Penilaian Pribadi akan Status Kesehatan

Secara sosio-antropologis, penilaian pribadi akan status kesehatan

dipengaruhi oleh kepercayaan, budaya dan norma-norma sosial di masyarakat.

Indonesia sebagai negara Timur sejak dahulu telah mempunyai pengobatan

alternatif dalam bentuk pelayanan dukun ataupun tatib. Pelayanan ini sudah

berumur ratusan tahun sehingga dapat dilihat bahwa demand terhadap

pelayanan pengobatan alternatif ada dalam masyarakat. Sebagai contoh, untuk

berbagai masalah kesehatan jiwa peranan dukun masih besar. Disamping itu,

masalah persepsi mengenai risiko sakit merupakan hal yang penting. Sebagian

masyarakat sangat memperhatinkan status kesehatannya, sebagian lain tidak

memperhatikannya.

Variabel-Variabel Ekonomi Tarif

Hubungan tarif dengan demand terhadap pelayanan kesehatan adalah

negatif. Semakin tinggi tarif maka demand akan menjadi semakin rendah.

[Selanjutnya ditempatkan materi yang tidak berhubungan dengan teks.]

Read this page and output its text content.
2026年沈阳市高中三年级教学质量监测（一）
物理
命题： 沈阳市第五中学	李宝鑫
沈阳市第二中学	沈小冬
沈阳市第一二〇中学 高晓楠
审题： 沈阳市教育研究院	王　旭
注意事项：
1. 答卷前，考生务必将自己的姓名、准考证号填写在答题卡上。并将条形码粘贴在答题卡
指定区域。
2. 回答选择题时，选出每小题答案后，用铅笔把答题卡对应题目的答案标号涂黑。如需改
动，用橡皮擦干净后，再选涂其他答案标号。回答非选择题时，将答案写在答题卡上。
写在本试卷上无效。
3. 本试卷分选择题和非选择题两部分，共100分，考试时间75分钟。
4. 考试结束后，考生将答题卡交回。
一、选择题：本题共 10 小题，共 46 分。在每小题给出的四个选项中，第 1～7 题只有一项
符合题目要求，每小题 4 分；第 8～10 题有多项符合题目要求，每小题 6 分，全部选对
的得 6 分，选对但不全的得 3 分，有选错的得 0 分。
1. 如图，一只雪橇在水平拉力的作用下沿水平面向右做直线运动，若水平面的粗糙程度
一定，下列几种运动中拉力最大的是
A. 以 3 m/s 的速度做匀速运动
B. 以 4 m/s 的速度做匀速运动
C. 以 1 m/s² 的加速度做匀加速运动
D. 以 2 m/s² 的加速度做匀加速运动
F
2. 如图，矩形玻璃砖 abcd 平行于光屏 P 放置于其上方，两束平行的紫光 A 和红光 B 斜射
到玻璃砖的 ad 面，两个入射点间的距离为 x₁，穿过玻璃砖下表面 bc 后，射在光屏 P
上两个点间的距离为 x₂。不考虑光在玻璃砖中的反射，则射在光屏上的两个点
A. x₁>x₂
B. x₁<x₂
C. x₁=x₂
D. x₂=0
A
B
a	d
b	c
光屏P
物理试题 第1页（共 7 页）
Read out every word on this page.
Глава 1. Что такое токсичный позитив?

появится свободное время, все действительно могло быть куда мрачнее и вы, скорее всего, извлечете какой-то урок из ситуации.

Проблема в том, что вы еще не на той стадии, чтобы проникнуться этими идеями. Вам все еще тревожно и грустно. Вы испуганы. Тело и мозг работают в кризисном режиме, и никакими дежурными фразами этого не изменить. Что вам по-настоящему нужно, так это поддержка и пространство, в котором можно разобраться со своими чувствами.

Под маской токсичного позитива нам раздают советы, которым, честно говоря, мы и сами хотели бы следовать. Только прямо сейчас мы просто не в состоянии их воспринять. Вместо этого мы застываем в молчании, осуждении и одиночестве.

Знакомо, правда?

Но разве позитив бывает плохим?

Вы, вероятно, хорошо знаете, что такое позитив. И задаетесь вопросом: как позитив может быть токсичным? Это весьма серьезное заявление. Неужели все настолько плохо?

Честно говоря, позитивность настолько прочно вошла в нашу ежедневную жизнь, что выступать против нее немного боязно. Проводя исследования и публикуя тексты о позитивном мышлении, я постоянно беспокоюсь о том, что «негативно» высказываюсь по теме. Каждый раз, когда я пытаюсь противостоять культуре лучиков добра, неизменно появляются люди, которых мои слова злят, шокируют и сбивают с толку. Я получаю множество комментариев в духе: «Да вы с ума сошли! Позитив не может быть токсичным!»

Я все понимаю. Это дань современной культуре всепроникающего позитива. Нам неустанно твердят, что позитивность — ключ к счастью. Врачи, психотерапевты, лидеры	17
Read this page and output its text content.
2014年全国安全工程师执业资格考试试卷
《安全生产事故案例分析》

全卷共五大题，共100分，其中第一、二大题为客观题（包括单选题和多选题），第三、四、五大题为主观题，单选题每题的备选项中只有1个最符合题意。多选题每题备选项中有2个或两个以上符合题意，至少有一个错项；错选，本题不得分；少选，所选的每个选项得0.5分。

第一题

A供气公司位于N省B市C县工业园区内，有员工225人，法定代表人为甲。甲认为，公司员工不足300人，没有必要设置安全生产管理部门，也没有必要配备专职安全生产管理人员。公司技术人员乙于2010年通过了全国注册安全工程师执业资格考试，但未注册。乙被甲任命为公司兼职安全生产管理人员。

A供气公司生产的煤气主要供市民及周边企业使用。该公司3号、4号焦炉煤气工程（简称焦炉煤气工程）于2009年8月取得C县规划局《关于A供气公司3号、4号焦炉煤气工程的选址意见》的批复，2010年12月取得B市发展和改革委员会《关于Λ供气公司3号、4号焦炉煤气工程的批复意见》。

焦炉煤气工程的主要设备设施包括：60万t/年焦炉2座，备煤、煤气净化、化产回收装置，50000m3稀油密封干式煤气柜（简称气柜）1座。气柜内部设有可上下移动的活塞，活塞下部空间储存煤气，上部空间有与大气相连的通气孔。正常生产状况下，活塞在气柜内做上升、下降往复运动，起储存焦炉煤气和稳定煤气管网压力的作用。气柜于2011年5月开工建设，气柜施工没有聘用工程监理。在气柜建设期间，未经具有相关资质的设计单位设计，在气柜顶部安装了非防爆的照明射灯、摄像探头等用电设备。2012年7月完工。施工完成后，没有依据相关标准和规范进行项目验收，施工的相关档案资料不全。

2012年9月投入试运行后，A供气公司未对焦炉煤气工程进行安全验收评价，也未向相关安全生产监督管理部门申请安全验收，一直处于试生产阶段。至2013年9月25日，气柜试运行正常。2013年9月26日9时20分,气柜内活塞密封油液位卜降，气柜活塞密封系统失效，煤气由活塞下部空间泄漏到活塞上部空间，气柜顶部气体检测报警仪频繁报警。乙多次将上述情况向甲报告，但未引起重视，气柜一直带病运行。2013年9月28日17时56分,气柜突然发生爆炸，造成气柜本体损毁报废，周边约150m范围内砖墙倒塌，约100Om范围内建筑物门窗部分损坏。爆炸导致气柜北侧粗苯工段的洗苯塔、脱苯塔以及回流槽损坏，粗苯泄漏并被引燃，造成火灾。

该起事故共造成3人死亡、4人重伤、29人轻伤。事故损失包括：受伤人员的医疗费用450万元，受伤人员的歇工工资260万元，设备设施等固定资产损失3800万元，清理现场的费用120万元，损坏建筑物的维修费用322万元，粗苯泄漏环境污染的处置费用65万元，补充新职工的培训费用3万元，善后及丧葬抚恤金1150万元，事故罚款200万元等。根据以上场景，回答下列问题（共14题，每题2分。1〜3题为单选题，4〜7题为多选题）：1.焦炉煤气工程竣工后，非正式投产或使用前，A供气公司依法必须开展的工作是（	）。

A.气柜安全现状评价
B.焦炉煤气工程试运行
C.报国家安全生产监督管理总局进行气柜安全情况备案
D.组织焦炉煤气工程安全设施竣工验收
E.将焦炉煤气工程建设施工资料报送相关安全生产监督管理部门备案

Sangat penting untuk dicatat bahwa hubungan negatif ini secara khusus

terlihat pada keadaan pasien yang mempunyai pilihan. Pada pelayanan rumah

sakit, tingkat demand pasien sangat dipengaruhi oleh keputusan dokter.

Keputusan dari dokter mempengaruhi length of stay, jenis pekerjaan,

keharusan untuk operasi dan berbagai tindakan medik lainnya. Pada keadaan

yang membutuhkan penanganan medis segera, maka faktor tarif mungkin

tidak berperan dalam mempengaruhi demand, sehingga elastisitas harga

bersifat inelastik. Sebagai contoh, operasi segera akibat kecelakaan lalu lintas.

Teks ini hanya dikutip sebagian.